Dewasa ini, masyarakat banyak menyuarakan suara hatinya untuk menjadikan Banda Aceh kota yang makmur, adil, dan sejahtera. Indikator kemakmuran suatu daerah sangat bergantung pada situasi dan kondisi serta kebutuhan masyarakatnya. Belakangan ini pemerintah mencanangkan sistem kemakmuran yang disebut dengan masyarakat madani. Hal ini tak terlepas dari kondisi sosial politik dimana pemerintah belum optimal dalam memberikan kesejahteraan kepada warganya. Namun, Banda Aceh belum terlambat untuk menjadikan diri sebagai kota bagi semua warga (our home city), bukan kota yang hanya dimiliki oknum-oknum tertentu saja.

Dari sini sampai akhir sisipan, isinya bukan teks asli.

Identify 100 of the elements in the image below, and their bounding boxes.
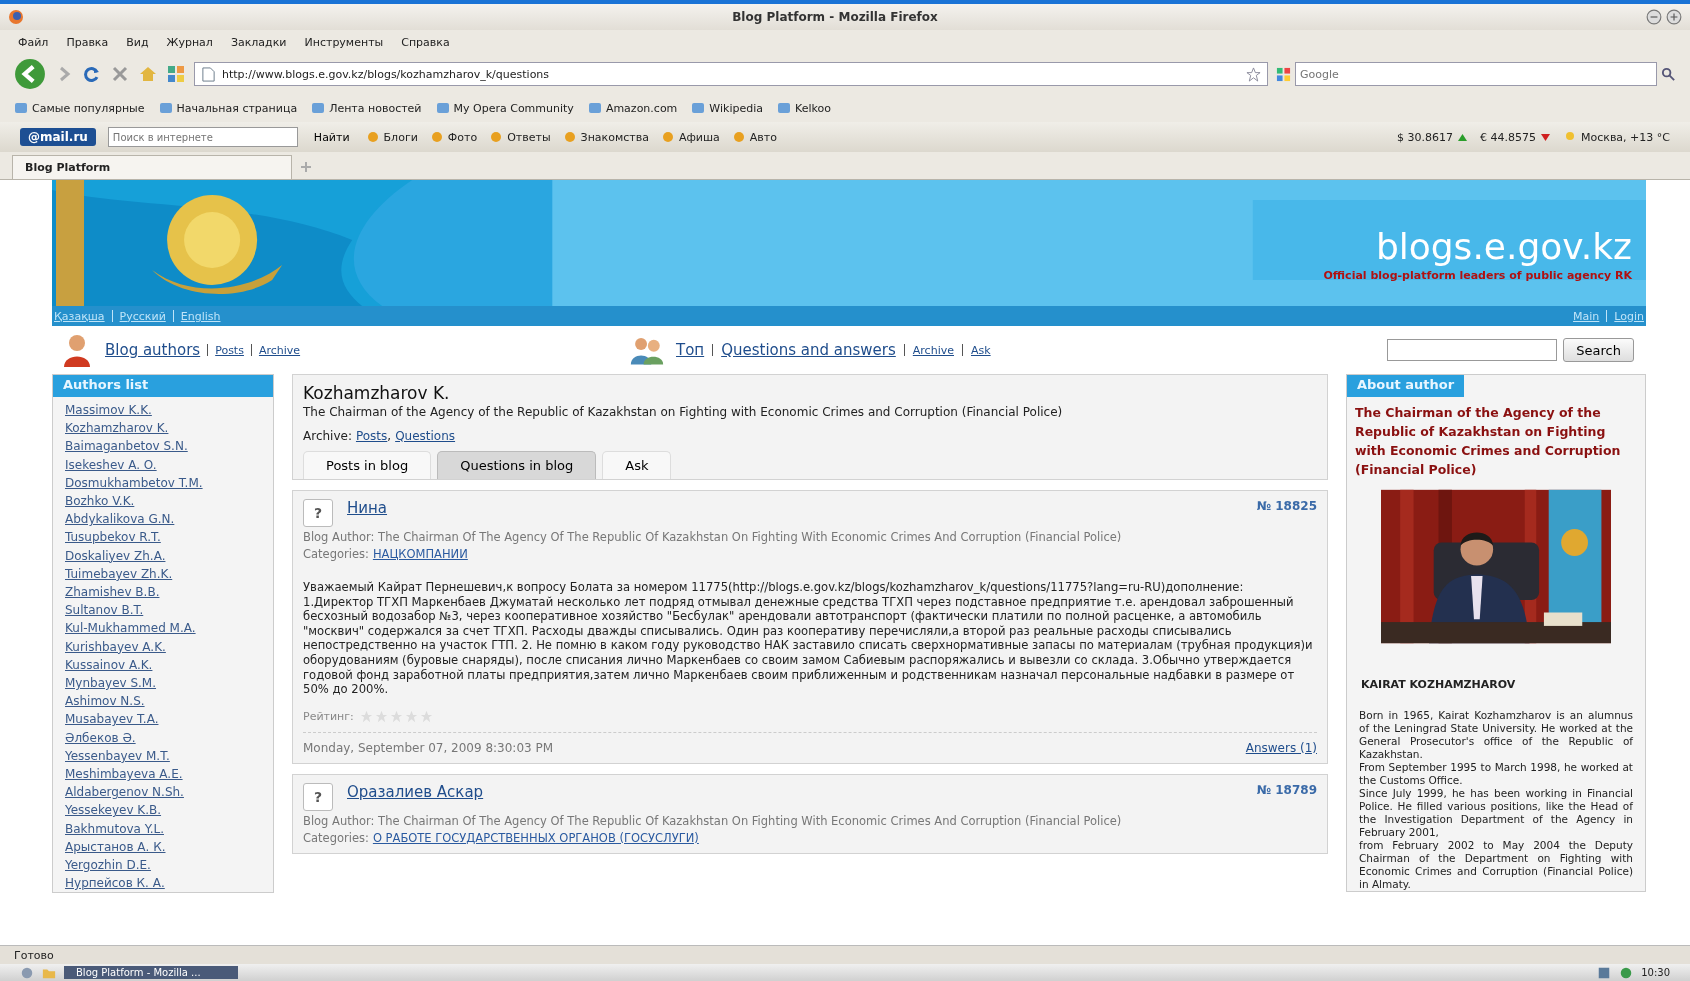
nav-link[interactable]: Archive <box>912 343 954 357</box>
author-link[interactable]: Bakhmutova Y.L. <box>65 819 164 838</box>
find-button[interactable]: Найти <box>309 130 354 144</box>
menu-item[interactable]: Файл <box>18 35 49 49</box>
search-icon[interactable] <box>1661 66 1676 82</box>
author-link[interactable]: Ashimov N.S. <box>65 692 145 711</box>
author-link[interactable]: Doskaliyev Zh.A. <box>65 546 166 565</box>
tray-icon[interactable] <box>1597 965 1612 980</box>
nav-link[interactable]: Posts <box>215 343 244 357</box>
bookmark-icon <box>777 101 791 115</box>
menu-item[interactable]: Инструменты <box>304 35 384 49</box>
start-icon[interactable] <box>20 965 34 980</box>
author-link[interactable]: Meshimbayeva A.E. <box>65 765 183 784</box>
mail-logo[interactable]: @mail.ru <box>20 128 96 146</box>
toolbar-link[interactable]: Фото <box>447 130 478 144</box>
home-icon[interactable] <box>138 64 158 84</box>
category-link[interactable]: О РАБОТЕ ГОСУДАРСТВЕННЫХ ОРГАНОВ (ГОСУСЛУГИ) <box>372 830 699 845</box>
nav-link[interactable]: Archive <box>258 343 301 357</box>
stop-icon[interactable] <box>110 64 130 84</box>
bookmark-icon <box>14 101 28 115</box>
nav-link[interactable]: Ask <box>971 343 991 357</box>
toolbar-link[interactable]: Авто <box>749 130 777 144</box>
bookmark-icon <box>158 101 173 115</box>
question-date: Monday, September 07, 2009 8:30:03 PM <box>303 740 554 755</box>
menu-item[interactable]: Справка <box>401 35 450 49</box>
author-link[interactable]: Yessekeyev K.B. <box>65 801 162 820</box>
apps-icon[interactable] <box>166 64 186 84</box>
bookmark-star-icon[interactable] <box>1246 66 1261 82</box>
author-link[interactable]: Baimaganbetov S.N. <box>65 437 188 456</box>
archive-section-link[interactable]: Questions <box>395 429 456 443</box>
author-link[interactable]: Арыстанов А. К. <box>65 837 166 857</box>
blog-authors-link[interactable]: Blog authors <box>105 341 201 359</box>
author-link[interactable]: Нурпейсов К. А. <box>65 874 165 893</box>
question-author-link[interactable]: Оразалиев Аскар <box>347 782 484 801</box>
blog-tab[interactable]: Questions in blog <box>437 451 597 479</box>
bookmark-icon <box>435 101 450 115</box>
author-link[interactable]: Abdykalikova G.N. <box>65 510 175 529</box>
address-bar[interactable]: http://www.blogs.e.gov.kz/blogs/kozhamzharov_k/questions <box>194 62 1268 86</box>
bookmark-link[interactable]: My Opera Community <box>453 101 574 115</box>
search-engine-icon[interactable] <box>1276 66 1291 82</box>
browser-tab[interactable]: Blog Platform <box>12 155 292 179</box>
author-link[interactable]: Kussainov A.K. <box>65 655 153 675</box>
menu-item[interactable]: Закладки <box>230 35 287 49</box>
bookmark-link[interactable]: Лента новостей <box>329 101 422 115</box>
bio-paragraph: From September 1995 to March 1998, he worked at the Customs Office. <box>1359 761 1633 787</box>
author-link[interactable]: Kurishbayev A.K. <box>65 637 166 656</box>
author-link[interactable]: Kozhamzharov K. <box>65 419 169 438</box>
page-icon <box>201 66 216 82</box>
web-search-field[interactable]: Google <box>1295 62 1657 86</box>
author-link[interactable]: Yergozhin D.E. <box>65 856 151 875</box>
toolbar-link[interactable]: Ответы <box>507 130 551 144</box>
category-link[interactable]: НАЦКОМПАНИИ <box>372 547 468 561</box>
toolbar-link[interactable]: Блоги <box>383 130 418 144</box>
bookmark-link[interactable]: Wikipedia <box>709 101 763 115</box>
author-link[interactable]: Zhamishev B.B. <box>65 583 160 602</box>
author-link[interactable]: Yessenbayev M.T. <box>65 746 170 766</box>
new-tab-icon[interactable] <box>300 161 312 173</box>
blog-tab[interactable]: Posts in blog <box>303 451 432 479</box>
toolbar-link[interactable]: Знакомства <box>580 130 649 144</box>
bookmark-link[interactable]: Начальная страница <box>176 101 298 115</box>
internet-search-field[interactable]: Поиск в интернете <box>107 127 298 147</box>
blog-tab[interactable]: Ask <box>602 451 672 479</box>
menu-item[interactable]: Журнал <box>166 35 213 49</box>
search-button[interactable]: Search <box>1563 338 1634 362</box>
nav-link[interactable]: Questions and answers <box>721 341 896 359</box>
panel-header: Authors list <box>53 375 273 397</box>
bookmark-link[interactable]: Самые популярные <box>32 101 145 115</box>
comma: , <box>387 429 392 443</box>
menu-item[interactable]: Правка <box>66 35 109 49</box>
toolbar-link-icon <box>731 130 746 144</box>
author-link[interactable]: Tuimebayev Zh.K. <box>65 564 173 584</box>
author-link[interactable]: Aldabergenov N.Sh. <box>65 783 184 802</box>
minimize-icon[interactable] <box>1646 9 1662 25</box>
rating-label: Рейтинг: <box>303 709 354 723</box>
author-link[interactable]: Kul-Mukhammed M.A. <box>65 619 196 638</box>
bookmark-link[interactable]: Kelkoo <box>795 101 831 115</box>
search-field[interactable] <box>1387 339 1558 361</box>
back-icon[interactable] <box>14 58 46 90</box>
author-link[interactable]: Dosmukhambetov T.M. <box>65 473 203 492</box>
question-author-link[interactable]: Нина <box>347 499 388 517</box>
author-link[interactable]: Isekeshev A. O. <box>65 455 157 474</box>
author-link[interactable]: Massimov K.K. <box>65 401 152 420</box>
menu-item[interactable]: Вид <box>126 35 149 49</box>
author-link[interactable]: Sultanov B.T. <box>65 601 144 620</box>
maximize-icon[interactable] <box>1666 9 1682 25</box>
nav-link[interactable]: Топ <box>676 341 705 359</box>
exchange-rate: $ 30.8617 <box>1397 130 1453 144</box>
bio-paragraph: Born in 1965, Kairat Kozhamzharov is an alumnus of the Leningrad State University. He worked at the General Prosecutor's office of the Republic of Kazakhstan. <box>1359 709 1633 761</box>
author-link[interactable]: Musabayev T.A. <box>65 710 159 729</box>
author-link[interactable]: Әлбеков Ә. <box>65 728 136 747</box>
answers-link[interactable]: Answers (1) <box>1245 740 1317 755</box>
author-link[interactable]: Bozhko V.K. <box>65 492 135 511</box>
weather-text: Москва, +13 °C <box>1580 130 1670 144</box>
author-link[interactable]: Mynbayev S.M. <box>65 674 157 693</box>
toolbar-link[interactable]: Афиша <box>678 130 720 144</box>
taskbar-button[interactable]: Blog Platform - Mozilla ... <box>64 966 238 979</box>
author-link[interactable]: Tusupbekov R.T. <box>65 528 161 547</box>
bookmark-link[interactable]: Amazon.com <box>605 101 678 115</box>
exchange-rate: € 44.8575 <box>1480 130 1536 144</box>
blog-author-line: Blog Author: The Chairman Of The Agency Of The Republic Of Kazakhstan On Fighting With Economic Crimes And Corruption (Financial Police) <box>303 530 1122 544</box>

Sebelum membahas lebih jauh tentang kota madani, kita perlu menggarisbawahi bahwa makna madani dapat diartikan secara subjektif tergantung pada konteks sosio-kultural yang ada di wilayah tersebut. Dalam konsep barat, kota madani atau civil society diartikan sebagai masyarakat yang berkarakteristik dengan adanya ruang publik yang bebas sebagai sarana dalam mengemukakan pendapat, demokratis, toleran, pluralisme, dan menjunjung tinggi keadilan. Sedangkan dalam perspektif Islam, konsep madani lebih mengacu kepada peradaban yang berlandaskan agama.

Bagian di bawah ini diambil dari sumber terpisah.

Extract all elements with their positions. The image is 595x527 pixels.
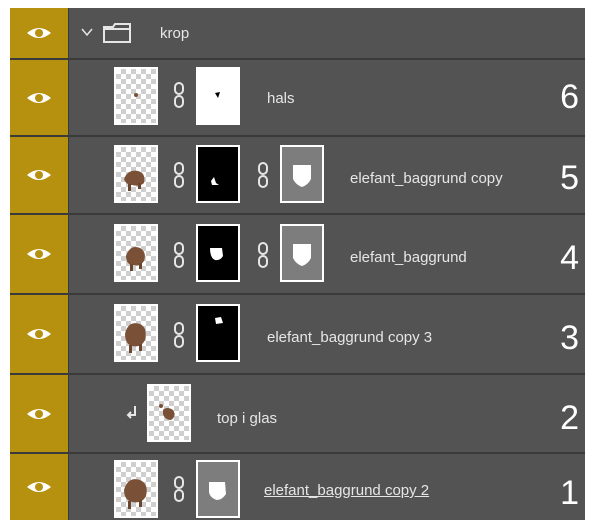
visibility-toggle[interactable] xyxy=(10,8,69,58)
eye-icon xyxy=(27,482,51,492)
group-name: krop xyxy=(160,25,190,42)
elephant-image xyxy=(124,170,145,191)
layer-row[interactable]: elefant_baggrund copy 3 3 xyxy=(10,295,585,375)
layer-row[interactable]: elefant_baggrund copy 2 1 xyxy=(10,454,585,520)
eye-icon xyxy=(27,28,51,38)
eye-icon xyxy=(27,329,51,339)
elephant-fragment-image xyxy=(159,404,175,420)
layer-row[interactable]: elefant_baggrund copy 5 xyxy=(10,137,585,215)
visibility-toggle[interactable] xyxy=(10,295,69,373)
layer-row[interactable]: hals 6 xyxy=(10,60,585,137)
visibility-toggle[interactable] xyxy=(10,137,69,213)
eye-icon xyxy=(27,249,51,259)
mask-shape xyxy=(210,248,223,261)
layer-mask-thumbnail[interactable] xyxy=(196,224,240,282)
layer-thumbnail[interactable] xyxy=(114,304,158,362)
link-icon[interactable] xyxy=(257,162,269,188)
layer-mask-thumbnail[interactable] xyxy=(196,304,240,362)
elephant-image xyxy=(125,323,146,353)
elephant-fragment-image xyxy=(134,93,138,97)
layer-mask-thumbnail[interactable] xyxy=(196,145,240,203)
layer-number: 1 xyxy=(560,474,579,512)
layer-number: 4 xyxy=(560,239,579,277)
layer-row[interactable]: top i glas 2 xyxy=(10,375,585,454)
link-icon[interactable] xyxy=(173,162,185,188)
layer-mask-thumbnail[interactable] xyxy=(196,67,240,125)
layer-number: 5 xyxy=(560,159,579,197)
eye-icon xyxy=(27,408,51,419)
mask-shape xyxy=(211,177,219,185)
layer-name[interactable]: elefant_baggrund copy xyxy=(350,170,503,187)
eye-icon xyxy=(27,170,51,180)
folder-icon xyxy=(103,23,131,43)
layer-name[interactable]: hals xyxy=(267,90,295,107)
layer-number: 2 xyxy=(560,399,579,437)
mask-shape xyxy=(215,317,223,324)
chevron-down-icon[interactable] xyxy=(81,27,93,37)
layer-number: 3 xyxy=(560,319,579,357)
link-icon[interactable] xyxy=(173,82,185,108)
layer-thumbnail[interactable] xyxy=(114,67,158,125)
layer-name[interactable]: elefant_baggrund copy 2 xyxy=(264,482,429,499)
layer-name[interactable]: elefant_baggrund copy 3 xyxy=(267,329,432,346)
clipping-mask-icon xyxy=(126,406,136,419)
layer-row[interactable]: elefant_baggrund 4 xyxy=(10,215,585,295)
layer-number: 6 xyxy=(560,78,579,116)
vector-mask-shape xyxy=(293,165,311,187)
layer-mask-thumbnail[interactable] xyxy=(196,460,240,518)
elephant-image xyxy=(124,479,147,509)
layer-thumbnail[interactable] xyxy=(114,224,158,282)
link-icon[interactable] xyxy=(173,242,185,268)
eye-icon xyxy=(27,92,51,103)
layers-panel: krop hals 6 elefant_baggrund copy 5 elef… xyxy=(10,8,585,520)
link-icon[interactable] xyxy=(257,242,269,268)
elephant-image xyxy=(126,247,145,271)
link-icon[interactable] xyxy=(173,476,185,502)
visibility-toggle[interactable] xyxy=(10,375,69,452)
layer-name[interactable]: top i glas xyxy=(217,410,277,427)
vector-mask-thumbnail[interactable] xyxy=(280,145,324,203)
layer-thumbnail[interactable] xyxy=(114,145,158,203)
group-row-krop[interactable]: krop xyxy=(10,8,585,60)
mask-shape xyxy=(209,482,226,500)
mask-shape xyxy=(215,92,220,98)
visibility-toggle[interactable] xyxy=(10,60,69,135)
layer-name[interactable]: elefant_baggrund xyxy=(350,249,467,266)
vector-mask-thumbnail[interactable] xyxy=(280,224,324,282)
link-icon[interactable] xyxy=(173,322,185,348)
layer-thumbnail[interactable] xyxy=(147,384,191,442)
visibility-toggle[interactable] xyxy=(10,454,69,520)
vector-mask-shape xyxy=(293,244,311,266)
visibility-toggle[interactable] xyxy=(10,215,69,293)
layer-thumbnail[interactable] xyxy=(114,460,158,518)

Sejarah menyebutkan bahwa masyarakat madani adalah komunitas muslim pertama di Kota Madinah yang dipimpin langsung oleh Rasulullah SAW dan keempat khulafaur rasyidin. Bahkan seorang Sosiolog Barat mengakui bahwa masyarakat yang dipimpin oleh Rasulullah SAW merupakan masyarakat yang modern untuk zaman dan tempatnya, karena masyarakat Islam kala itu telah bergerak jauh ke depan dengan kecanggihan tata sosial dan pembangunan sistem politiknya.
Sementara itu Yusuf (1998) memandang masyarakat madani membangun kehidupan beradab yang ditegakkan di atas akhlaqul karimah, masyarakat yang adil, terbuka dan demokratis dengan landasan ketaqwaan kepada Allah SWT. Kualitas taqwalah yang menjadikan unsur esensial bagaimana manusia memelihara hubungan dengan Allah SWT dan juga hubungan sesama manusia. Dalam bidang ke-Islaman inilah, Banda Aceh dengan segala latar belakang keislamananya digadangkan-gadangkan sebagai kota madani.
Sayangnya, label Madani untuk Banda Aceh, yang hendak mengikuti jejak Kota Madinah yang aman, sejahtera, dan bahagia dinilai belumlah pantas untuk disematkan saat ini. Hasil survey Maarif Institute menempatkan Banda Aceh di posisi 19 sebagai kota Islami di Indonesia. Yang lebih mengejutkan lagi hasil survei tersebut menuding label madani hanyalah cara untuk menutup bobroknya sektor pelayanan publik, yang tentunya tidak sepenuhnya Islami. Meskipun demikian sebahagian warga kota tetap setuju gelar kota madani tetap disematkan kepada Kota Banda Aceh ini.
Syaridin, Kadisdikpora Kota Banda Aceh mengakui masih perlu banyak berbenah, terutam dalam sektor pendidikan Islam. Berita bagusnya adalah adanya peningkatan persentase anak-anak yang mampu membaca Al-Quran, dari 62% menjadi 89%. Dengan dimulainya proses-proses penegakan model kota madani, penulis berharap kita dapat membantu mewujudkan Banda Aceh menjadi kota madani seutuhnya, bukan hanya nama, dan bukan hanya wacana. Menjadi kota madani tentu butuh proses panjang, namun bukan hal yang tidak mungkin jika proses tersebut dilakukan dan didukung bersama.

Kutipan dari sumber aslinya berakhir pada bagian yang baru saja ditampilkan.